Texas Commissioner of Education Michael Williams answers a question at Tribune event on Jan. 10, 2013.
Texas public schools will get a waiver from federal No Child Left Behind requirements — as long as the state can ensure its schools are using teacher and principal evaluation systems that meet federal standards by January.
After two years of negotiations, the U.S. Department of Education notified the Texas Education Agency Tuesday that it had granted conditional approval of the state’s waiver request Tuesday. But it remains unclear whether the ongoing standoff between the state and the federal government over educator evaluations has come to an end.
As the education agency announced the decision, Commissioner Michael Williams said the state was not changing its position on allowing local school districts to make decisions on using evaluation systems of their choosing.

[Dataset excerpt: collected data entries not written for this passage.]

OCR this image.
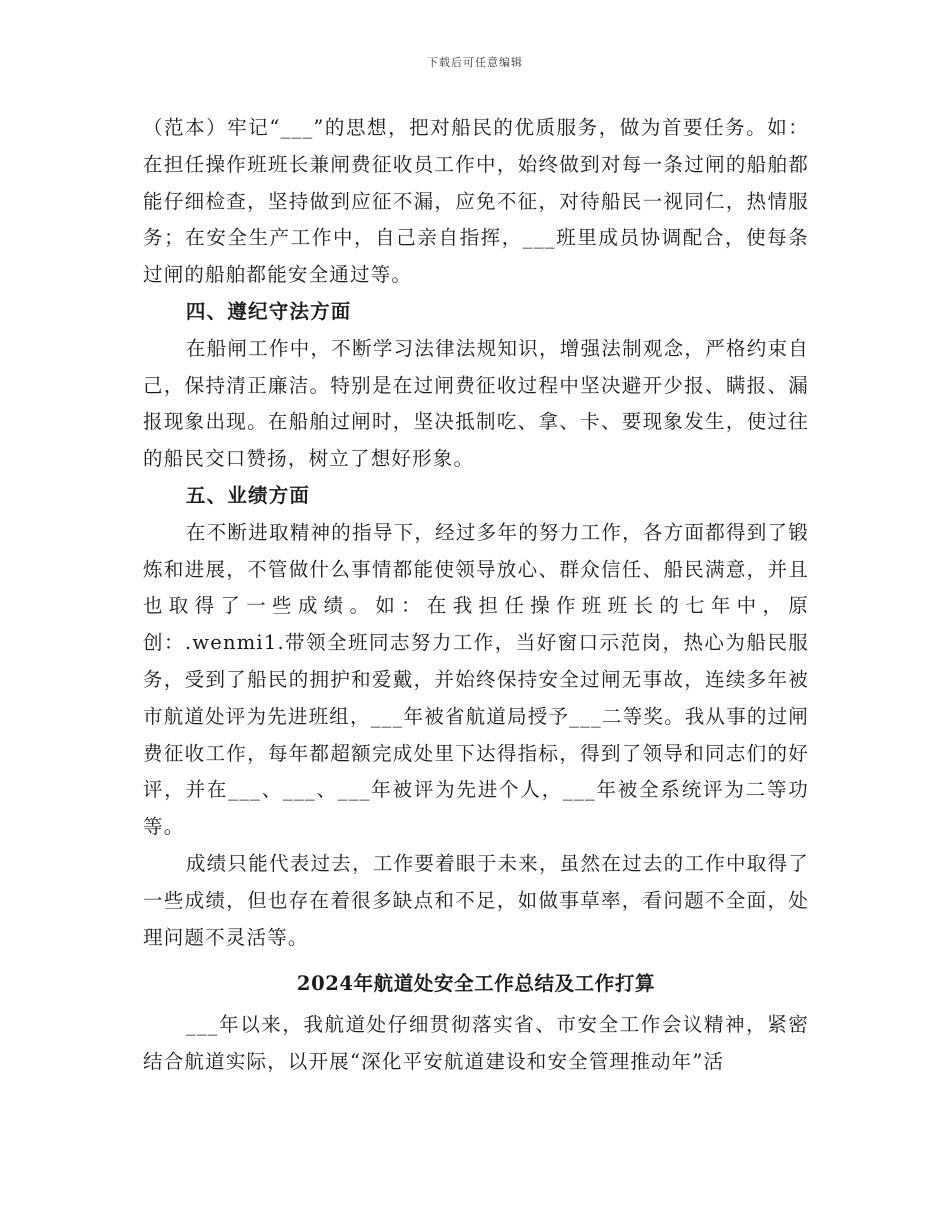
下载后可任意编辑

（范本）牢记“___”的思想，把对船民的优质服务，做为首要任务。如：在担任操作班班长兼闸费征收员工作中，始终做到对每一条过闸的船舶都能仔细检查，坚持做到应征不漏，应免不征，对待船民一视同仁，热情服务；在安全生产工作中，自己亲自指挥，___班里成员协调配合，使每条过闸的船舶都能安全通过等。

四、遵纪守法方面

在船闸工作中，不断学习法律法规知识，增强法制观念，严格约束自己，保持清正廉洁。特别是在过闸费征收过程中坚决避开少报、瞒报、漏报现象出现。在船舶过闸时，坚决抵制吃、拿、卡、要现象发生，使过往的船民交口赞扬，树立了想好形象。

五、业绩方面

在不断进取精神的指导下，经过多年的努力工作，各方面都得到了锻炼和进展，不管做什么事情都能使领导放心、群众信任、船民满意，并且也取得了一些成绩。如：在我担任操作班班长的七年中，原创：.wenmi1.带领全班同志努力工作，当好窗口示范岗，热心为船民服务，受到了船民的拥护和爱戴，并始终保持安全过闸无事故，连续多年被市航道处评为先进班组，___年被省航道局授予___二等奖。我从事的过闸费征收工作，每年都超额完成处里下达得指标，得到了领导和同志们的好评，并在___、___、___年被评为先进个人，___年被全系统评为二等功等。

成绩只能代表过去，工作要着眼于未来，虽然在过去的工作中取得了一些成绩，但也存在着很多缺点和不足，如做事草率，看问题不全面，处理问题不灵活等。

2024年航道处安全工作总结及工作打算

___年以来，我航道处仔细贯彻落实省、市安全工作会议精神，紧密结合航道实际，以开展“深化平安航道建设和安全管理推动年”活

“Throughout the waiver application process, I have made it clear to federal officials that I do not have, nor will I ever seek, the authority to compel local school districts to use one uniform teacher and principal evaluation system statewide,” Williams said in a statement. “Our state believes strongly in local control of our schools. As a result, we will continue discussing this specific point with the U.S. Department of Education, but they should not expect any shift in Texas’ position.”
Without the federal waiver, nearly all of the state’s school districts could be subject to sanctions, including forced restructuring, for failing to meet the law’s requirement that 100 percent of students pass reading and math exams. The state could also risk losing billions in federal funding for low-income students.

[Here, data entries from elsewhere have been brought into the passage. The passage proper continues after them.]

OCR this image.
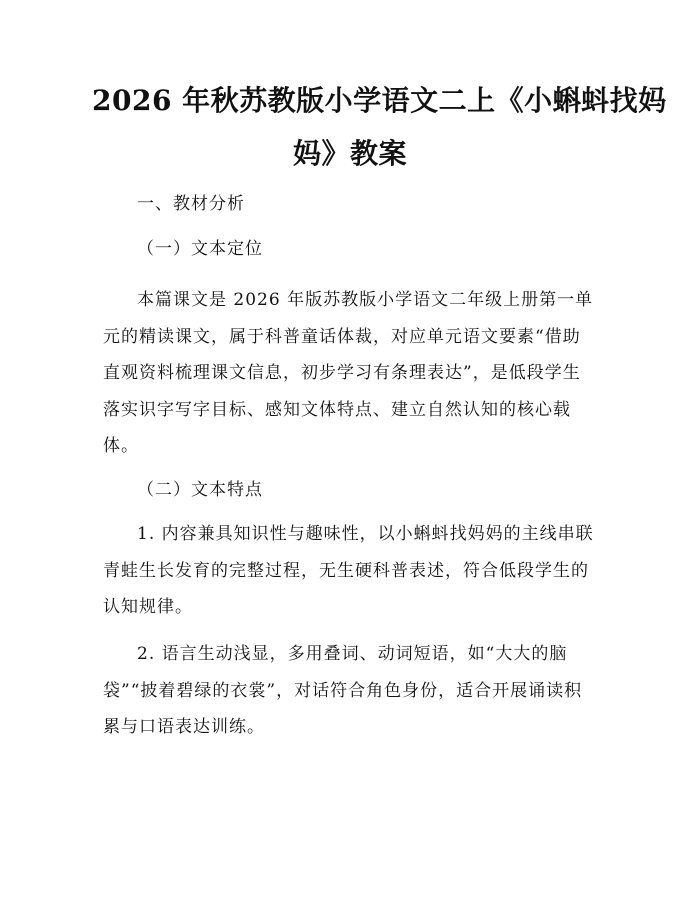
2026 年秋苏教版小学语文二上《小蝌蚪找妈
妈》教案

一、教材分析

（一）文本定位

本篇课文是 2026 年版苏教版小学语文二年级上册第一单元的精读课文，属于科普童话体裁，对应单元语文要素“借助直观资料梳理课文信息，初步学习有条理表达”，是低段学生落实识字写字目标、感知文体特点、建立自然认知的核心载体。

（二）文本特点

1. 内容兼具知识性与趣味性，以小蝌蚪找妈妈的主线串联青蛙生长发育的完整过程，无生硬科普表述，符合低段学生的认知规律。

2. 语言生动浅显，多用叠词、动词短语，如“大大的脑袋”“披着碧绿的衣裳”，对话符合角色身份，适合开展诵读积累与口语表达训练。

In late January, federal education officials rejected a new educator evaluation system currently being piloted by the state in part because it did not require all school districts to use student achievement on standardized tests to measure teacher performance. Williams noted Wednesday that while most Texas school districts — 86 percent — use the statewide evaluation system, they do so voluntarily.
In remarks earlier this year, Williams suggested Texas might “go the way of California” when it came to the waiver. California is among the handful of states that have lost or been denied waivers because they’ve declined to make changes demanded by the federal government.
A new evaluation system consistent with federal guidelines was a condition that federal officials set in place in September 2013 when it granted Texas its initial waiver from the law.
Congress is currently in the process of rewriting the 2001 law, and it is unclear how the final version will handle teacher evaluations.